When one Ghost instance is Stopped (but is still installed) and then I install another new Ghost instance in a different directory, the port number of the first instance is re-used.
Then, after I re-start the first instance, both URLs arrive at the same (the Ghost instance/site).
However, if the first Ghost instance is Started while I install the second Ghost instance, the CLI then sees that port as already in-use and chooses a different port.
Is there a way to either:
Make the CLI recognize (so it will not re-use) the ports assigned to the other Stopped (but installed) Ghost instances?
If not, how could I re-assign the port that was re-used in order to prevent or correct the conflict?
@vikaspotluri123 provided partial understanding in this post a couple of years ago…
Given that ghost ls knows about all the instances you have installed, even if they are not running, I guess you could put in a feature-request (or bug-report), that ghost install should not only check for ports in use, it should also check for ports already assigned…
FWIW ghost ls is based on ~/.ghost/config which can get out-of-step with reality. This config is just a list of folders where ghost is installed by this user.

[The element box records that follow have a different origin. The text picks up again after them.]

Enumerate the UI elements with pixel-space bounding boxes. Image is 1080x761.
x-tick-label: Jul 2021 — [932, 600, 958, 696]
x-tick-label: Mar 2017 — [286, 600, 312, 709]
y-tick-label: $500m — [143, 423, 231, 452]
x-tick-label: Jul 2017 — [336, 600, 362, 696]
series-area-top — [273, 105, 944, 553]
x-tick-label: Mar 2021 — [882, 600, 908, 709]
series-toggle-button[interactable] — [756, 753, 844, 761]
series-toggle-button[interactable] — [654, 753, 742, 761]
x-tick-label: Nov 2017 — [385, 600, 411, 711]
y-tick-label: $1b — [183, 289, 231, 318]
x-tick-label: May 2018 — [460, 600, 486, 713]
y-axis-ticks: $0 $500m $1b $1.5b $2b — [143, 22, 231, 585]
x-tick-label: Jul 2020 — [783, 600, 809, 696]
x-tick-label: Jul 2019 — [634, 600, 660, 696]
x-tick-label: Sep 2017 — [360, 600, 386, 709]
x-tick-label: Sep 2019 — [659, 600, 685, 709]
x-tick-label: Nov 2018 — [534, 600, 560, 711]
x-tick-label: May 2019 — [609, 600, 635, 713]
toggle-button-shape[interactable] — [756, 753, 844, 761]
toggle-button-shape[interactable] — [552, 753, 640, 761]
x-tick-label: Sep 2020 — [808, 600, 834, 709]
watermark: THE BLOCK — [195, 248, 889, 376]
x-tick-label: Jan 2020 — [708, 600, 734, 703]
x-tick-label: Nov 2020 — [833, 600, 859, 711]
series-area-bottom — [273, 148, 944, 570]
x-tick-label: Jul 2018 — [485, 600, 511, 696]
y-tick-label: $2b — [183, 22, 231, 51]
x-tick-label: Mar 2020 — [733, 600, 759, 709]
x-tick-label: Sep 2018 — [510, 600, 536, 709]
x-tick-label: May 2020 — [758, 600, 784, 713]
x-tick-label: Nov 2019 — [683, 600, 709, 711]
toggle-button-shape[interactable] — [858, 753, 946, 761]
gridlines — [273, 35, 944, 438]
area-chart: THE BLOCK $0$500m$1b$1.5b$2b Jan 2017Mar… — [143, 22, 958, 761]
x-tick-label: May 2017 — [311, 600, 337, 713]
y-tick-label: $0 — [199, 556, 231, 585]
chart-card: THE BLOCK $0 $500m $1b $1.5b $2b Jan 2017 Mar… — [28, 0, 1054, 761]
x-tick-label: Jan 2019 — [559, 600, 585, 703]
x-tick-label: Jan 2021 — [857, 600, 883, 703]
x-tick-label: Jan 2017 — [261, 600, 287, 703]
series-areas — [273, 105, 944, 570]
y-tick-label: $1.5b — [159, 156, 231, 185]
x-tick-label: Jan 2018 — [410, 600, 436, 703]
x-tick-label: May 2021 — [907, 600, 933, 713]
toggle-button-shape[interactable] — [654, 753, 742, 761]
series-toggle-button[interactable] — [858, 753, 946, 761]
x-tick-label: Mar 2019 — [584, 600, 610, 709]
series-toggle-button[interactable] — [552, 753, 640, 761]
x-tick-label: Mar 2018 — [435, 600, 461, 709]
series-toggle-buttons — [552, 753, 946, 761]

Oh - and to fix the config, you need to ghost stop the instance on the wrong port, fix the port in config.production.json, and then ghost start
Also, depending on your Nginx (or other webserver) setup, change the webserver config to use the new port. In Nginx this would be in your /etc/nginx/sites-enabled folder… which might link to ./system/files/nginx/myblog-domain-name from the blog install folder.
Don’t forget to systemctl restart nginx if you change any of its config.